The RCMP logo is seen outside the force's 'E' division headquarters in Surrey, B.C., on March 16, 2023. THE CANADIAN PRESS/Darryl Dyck
OTTAWA – The Civilian Review and Complaints Commission for the RCMP says police officers acted unreasonably when they arrested a man who was hiking in British Columbia’s Fairy Creek area in 2021 around the same time as old-growth logging protests.
In a summary of its review of a public complaint, the commission says Mounties demanded to search the hiker at a checkpoint on a public road in September 2021, and arrested him after he refused to leave the area or to be searched.
The commission says the arrest was “groundless,” and the demand to search his backpack was “unfounded.”
The summary says the man had been lawfully using the forest service road where he encountered police who were trying to keep people out of “exclusion zones” set up by the RCMP’s Community-Industry Response Group.
It says he was also not obligated to identify himself or submit to a police search after coming upon Mounties who refused to identify themselves by name, only reading out their badge numbers “quickly” and refused to repeat them.
The commission says the police acted unreasonably enforcing the exclusion zones in Fairy Creek, removing their name tags, while one office wore a “thin blue line” patch against RCMP uniform policy.
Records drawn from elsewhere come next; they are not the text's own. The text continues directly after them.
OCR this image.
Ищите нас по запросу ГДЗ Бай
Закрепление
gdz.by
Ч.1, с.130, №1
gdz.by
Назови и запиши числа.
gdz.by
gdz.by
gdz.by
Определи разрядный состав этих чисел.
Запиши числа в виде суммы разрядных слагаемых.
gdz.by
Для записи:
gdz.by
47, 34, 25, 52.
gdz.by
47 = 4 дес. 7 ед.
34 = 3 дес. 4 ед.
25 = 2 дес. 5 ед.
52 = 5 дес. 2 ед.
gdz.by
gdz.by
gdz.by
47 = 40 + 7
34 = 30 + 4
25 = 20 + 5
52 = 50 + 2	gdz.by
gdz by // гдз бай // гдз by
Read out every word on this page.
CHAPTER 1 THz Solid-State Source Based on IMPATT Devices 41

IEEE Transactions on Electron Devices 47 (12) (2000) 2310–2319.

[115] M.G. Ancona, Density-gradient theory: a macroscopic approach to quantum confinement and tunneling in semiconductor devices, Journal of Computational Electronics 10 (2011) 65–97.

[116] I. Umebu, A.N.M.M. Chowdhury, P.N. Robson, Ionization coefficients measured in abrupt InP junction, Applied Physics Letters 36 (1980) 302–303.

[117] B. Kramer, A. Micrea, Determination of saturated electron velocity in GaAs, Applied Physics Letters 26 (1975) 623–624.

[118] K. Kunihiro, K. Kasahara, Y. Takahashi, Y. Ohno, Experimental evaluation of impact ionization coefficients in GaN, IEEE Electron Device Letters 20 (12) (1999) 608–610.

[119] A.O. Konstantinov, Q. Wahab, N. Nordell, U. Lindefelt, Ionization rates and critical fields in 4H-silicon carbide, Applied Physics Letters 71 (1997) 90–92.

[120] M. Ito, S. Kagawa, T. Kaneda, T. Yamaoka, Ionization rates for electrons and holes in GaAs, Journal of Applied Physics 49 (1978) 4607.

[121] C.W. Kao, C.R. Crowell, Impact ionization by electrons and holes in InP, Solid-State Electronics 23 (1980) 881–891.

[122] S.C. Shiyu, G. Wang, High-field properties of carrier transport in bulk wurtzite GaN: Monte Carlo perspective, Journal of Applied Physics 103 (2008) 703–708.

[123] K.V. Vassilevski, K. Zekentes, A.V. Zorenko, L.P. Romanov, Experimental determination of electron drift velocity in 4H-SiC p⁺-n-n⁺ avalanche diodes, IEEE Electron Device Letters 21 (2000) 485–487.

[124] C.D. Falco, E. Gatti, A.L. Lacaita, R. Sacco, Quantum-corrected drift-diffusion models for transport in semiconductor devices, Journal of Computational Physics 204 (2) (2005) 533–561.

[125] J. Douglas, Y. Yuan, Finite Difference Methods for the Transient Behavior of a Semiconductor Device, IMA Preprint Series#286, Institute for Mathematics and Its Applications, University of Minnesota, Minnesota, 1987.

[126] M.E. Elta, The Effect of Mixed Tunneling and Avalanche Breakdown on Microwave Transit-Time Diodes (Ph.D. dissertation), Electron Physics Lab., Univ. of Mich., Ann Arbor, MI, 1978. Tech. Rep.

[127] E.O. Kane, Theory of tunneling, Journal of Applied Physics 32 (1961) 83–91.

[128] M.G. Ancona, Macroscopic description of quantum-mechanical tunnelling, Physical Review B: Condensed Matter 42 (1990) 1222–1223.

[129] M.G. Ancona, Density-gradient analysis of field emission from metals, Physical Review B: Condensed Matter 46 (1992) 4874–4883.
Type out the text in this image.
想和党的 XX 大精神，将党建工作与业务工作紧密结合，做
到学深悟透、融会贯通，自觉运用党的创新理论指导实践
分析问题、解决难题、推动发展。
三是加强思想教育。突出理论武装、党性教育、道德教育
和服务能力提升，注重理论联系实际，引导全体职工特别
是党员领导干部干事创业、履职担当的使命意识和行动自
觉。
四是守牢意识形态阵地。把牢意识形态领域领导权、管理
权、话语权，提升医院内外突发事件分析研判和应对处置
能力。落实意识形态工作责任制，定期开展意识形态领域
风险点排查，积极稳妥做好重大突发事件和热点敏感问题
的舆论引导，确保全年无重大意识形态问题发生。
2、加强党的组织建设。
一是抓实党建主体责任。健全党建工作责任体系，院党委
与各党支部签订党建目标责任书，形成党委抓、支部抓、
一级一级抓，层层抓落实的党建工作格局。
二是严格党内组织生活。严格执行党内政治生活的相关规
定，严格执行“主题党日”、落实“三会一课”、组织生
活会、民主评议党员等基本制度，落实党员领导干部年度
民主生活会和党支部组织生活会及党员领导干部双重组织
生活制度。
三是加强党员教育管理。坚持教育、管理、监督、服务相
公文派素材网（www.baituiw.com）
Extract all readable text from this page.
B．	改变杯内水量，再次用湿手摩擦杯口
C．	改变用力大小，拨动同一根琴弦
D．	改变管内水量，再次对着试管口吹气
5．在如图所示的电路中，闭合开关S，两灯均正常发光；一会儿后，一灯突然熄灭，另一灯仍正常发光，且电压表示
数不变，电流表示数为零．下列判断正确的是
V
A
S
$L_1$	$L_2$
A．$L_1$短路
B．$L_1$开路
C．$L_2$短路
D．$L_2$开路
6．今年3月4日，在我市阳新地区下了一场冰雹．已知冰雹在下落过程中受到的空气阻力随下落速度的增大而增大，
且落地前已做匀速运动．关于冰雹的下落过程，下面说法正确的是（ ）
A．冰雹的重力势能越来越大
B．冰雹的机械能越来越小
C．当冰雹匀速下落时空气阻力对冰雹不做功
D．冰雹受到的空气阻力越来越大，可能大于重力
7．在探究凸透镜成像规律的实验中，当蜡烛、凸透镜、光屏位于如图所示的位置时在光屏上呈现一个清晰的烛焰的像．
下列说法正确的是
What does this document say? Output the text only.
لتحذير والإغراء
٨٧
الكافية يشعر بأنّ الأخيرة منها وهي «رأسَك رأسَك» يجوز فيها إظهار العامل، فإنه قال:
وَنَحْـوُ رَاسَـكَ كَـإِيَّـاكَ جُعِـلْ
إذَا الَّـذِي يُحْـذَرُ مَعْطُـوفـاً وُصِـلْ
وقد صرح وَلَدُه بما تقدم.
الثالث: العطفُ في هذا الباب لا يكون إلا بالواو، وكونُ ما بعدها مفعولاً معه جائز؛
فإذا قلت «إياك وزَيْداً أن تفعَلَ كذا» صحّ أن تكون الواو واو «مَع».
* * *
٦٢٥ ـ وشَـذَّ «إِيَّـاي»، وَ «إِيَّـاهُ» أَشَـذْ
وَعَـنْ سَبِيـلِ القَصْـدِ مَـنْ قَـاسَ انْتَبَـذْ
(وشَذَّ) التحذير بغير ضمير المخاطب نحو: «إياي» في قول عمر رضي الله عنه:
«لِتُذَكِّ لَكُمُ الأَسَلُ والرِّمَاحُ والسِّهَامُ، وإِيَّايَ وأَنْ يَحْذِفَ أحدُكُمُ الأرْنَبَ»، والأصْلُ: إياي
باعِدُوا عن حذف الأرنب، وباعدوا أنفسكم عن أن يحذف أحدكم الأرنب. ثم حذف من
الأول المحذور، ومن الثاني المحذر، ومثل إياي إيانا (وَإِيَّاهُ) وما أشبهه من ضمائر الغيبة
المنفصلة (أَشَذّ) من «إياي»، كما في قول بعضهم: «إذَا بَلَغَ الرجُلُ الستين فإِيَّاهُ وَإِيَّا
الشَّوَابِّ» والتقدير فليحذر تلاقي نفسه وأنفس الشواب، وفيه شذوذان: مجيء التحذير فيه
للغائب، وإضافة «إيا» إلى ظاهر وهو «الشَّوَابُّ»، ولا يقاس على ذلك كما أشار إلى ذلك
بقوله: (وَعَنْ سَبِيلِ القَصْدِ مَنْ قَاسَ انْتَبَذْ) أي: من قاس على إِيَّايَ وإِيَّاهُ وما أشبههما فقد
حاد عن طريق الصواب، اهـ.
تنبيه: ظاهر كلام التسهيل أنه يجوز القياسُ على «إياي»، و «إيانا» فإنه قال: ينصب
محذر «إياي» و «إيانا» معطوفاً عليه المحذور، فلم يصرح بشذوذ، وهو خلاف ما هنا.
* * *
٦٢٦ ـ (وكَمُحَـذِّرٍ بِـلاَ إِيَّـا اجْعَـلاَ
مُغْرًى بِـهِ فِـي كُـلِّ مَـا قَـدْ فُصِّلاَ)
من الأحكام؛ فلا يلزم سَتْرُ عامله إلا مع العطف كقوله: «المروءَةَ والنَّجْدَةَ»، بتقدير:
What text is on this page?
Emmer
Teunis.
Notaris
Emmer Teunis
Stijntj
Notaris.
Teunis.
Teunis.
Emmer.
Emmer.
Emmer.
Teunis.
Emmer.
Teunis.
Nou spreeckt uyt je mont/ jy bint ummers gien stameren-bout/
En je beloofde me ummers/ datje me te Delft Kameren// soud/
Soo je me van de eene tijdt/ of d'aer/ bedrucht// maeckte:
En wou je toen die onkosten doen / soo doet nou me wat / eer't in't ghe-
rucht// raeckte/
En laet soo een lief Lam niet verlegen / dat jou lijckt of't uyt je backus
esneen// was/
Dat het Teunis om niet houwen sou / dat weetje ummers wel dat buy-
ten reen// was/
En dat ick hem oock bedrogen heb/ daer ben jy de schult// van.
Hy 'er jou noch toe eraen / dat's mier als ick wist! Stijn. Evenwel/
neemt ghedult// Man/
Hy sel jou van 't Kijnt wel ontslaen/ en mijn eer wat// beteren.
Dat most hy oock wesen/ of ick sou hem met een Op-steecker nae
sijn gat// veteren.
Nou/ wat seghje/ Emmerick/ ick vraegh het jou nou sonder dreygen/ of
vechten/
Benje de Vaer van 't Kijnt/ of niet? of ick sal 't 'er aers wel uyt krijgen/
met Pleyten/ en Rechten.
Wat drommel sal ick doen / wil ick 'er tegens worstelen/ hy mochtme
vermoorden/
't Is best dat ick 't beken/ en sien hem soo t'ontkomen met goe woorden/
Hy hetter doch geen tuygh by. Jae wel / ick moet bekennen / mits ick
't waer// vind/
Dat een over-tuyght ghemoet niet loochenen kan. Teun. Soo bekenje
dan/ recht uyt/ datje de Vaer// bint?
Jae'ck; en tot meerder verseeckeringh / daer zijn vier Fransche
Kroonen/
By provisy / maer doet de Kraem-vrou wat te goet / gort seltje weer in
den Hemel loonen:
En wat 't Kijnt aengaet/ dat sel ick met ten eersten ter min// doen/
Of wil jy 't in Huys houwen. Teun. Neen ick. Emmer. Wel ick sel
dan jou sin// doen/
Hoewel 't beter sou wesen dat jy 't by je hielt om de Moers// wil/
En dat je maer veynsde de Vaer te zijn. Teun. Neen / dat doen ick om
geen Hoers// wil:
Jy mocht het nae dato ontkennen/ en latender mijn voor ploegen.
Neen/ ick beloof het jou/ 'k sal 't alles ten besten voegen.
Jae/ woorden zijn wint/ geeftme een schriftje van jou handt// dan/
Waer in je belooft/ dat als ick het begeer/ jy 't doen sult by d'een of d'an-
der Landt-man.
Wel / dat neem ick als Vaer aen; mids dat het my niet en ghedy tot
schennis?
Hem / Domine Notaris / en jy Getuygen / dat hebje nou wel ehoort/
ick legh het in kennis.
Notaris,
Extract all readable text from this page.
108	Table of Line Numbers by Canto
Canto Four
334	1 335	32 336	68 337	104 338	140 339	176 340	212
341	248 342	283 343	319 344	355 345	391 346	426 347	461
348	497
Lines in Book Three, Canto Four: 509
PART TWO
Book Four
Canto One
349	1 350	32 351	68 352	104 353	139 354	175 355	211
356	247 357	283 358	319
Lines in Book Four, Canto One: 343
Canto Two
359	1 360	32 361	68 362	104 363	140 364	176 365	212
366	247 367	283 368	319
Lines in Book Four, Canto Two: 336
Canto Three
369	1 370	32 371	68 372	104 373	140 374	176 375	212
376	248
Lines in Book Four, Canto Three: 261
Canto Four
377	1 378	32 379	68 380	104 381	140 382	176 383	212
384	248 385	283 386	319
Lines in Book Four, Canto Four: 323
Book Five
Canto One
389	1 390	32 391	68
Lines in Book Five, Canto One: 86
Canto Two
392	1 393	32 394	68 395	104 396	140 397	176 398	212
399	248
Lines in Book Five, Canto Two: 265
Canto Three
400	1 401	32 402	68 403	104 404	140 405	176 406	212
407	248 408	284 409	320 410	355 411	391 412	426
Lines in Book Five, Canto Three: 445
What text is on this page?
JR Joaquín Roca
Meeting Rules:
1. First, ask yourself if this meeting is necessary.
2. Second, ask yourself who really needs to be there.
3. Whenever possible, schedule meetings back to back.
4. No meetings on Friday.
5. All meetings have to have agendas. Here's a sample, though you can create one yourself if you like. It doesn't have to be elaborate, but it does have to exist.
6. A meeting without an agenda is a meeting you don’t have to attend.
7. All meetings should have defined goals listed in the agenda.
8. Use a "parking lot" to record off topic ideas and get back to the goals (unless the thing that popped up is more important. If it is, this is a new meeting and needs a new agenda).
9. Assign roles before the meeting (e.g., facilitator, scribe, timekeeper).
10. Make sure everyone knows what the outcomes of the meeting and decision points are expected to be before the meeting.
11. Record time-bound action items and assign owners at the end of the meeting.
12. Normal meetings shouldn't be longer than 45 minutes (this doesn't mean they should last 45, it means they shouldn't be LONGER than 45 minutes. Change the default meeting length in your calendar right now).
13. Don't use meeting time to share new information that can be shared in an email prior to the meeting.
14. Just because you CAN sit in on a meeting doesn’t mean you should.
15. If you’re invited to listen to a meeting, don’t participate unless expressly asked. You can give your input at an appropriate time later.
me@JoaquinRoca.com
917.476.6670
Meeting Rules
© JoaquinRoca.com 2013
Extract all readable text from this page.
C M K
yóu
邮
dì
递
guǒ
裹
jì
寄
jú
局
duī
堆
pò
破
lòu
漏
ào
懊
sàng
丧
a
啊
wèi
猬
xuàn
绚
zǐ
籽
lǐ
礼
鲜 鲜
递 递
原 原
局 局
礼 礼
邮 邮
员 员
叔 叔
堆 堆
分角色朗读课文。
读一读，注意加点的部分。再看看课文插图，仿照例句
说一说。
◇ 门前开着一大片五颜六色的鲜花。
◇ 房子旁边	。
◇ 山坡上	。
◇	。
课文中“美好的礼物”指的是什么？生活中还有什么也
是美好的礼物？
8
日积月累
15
Police actions in Fairy Creek have been sharply criticized by a B.C. Supreme Court judge for overstepping the terms of a court injunction granted to Teal Jones in 2021 after logging activity in the ecologically sensitive area set off protests, leading to hundreds of arrests.
The Civilian Review and Complaints Commission for the RCMP says it continues to review the actions of the Mounties’ community industry response group in a “systemic investigation,” after the B.C. judge threw out numerous cases against logging protesters for police failures in properly enforcing the court injunction.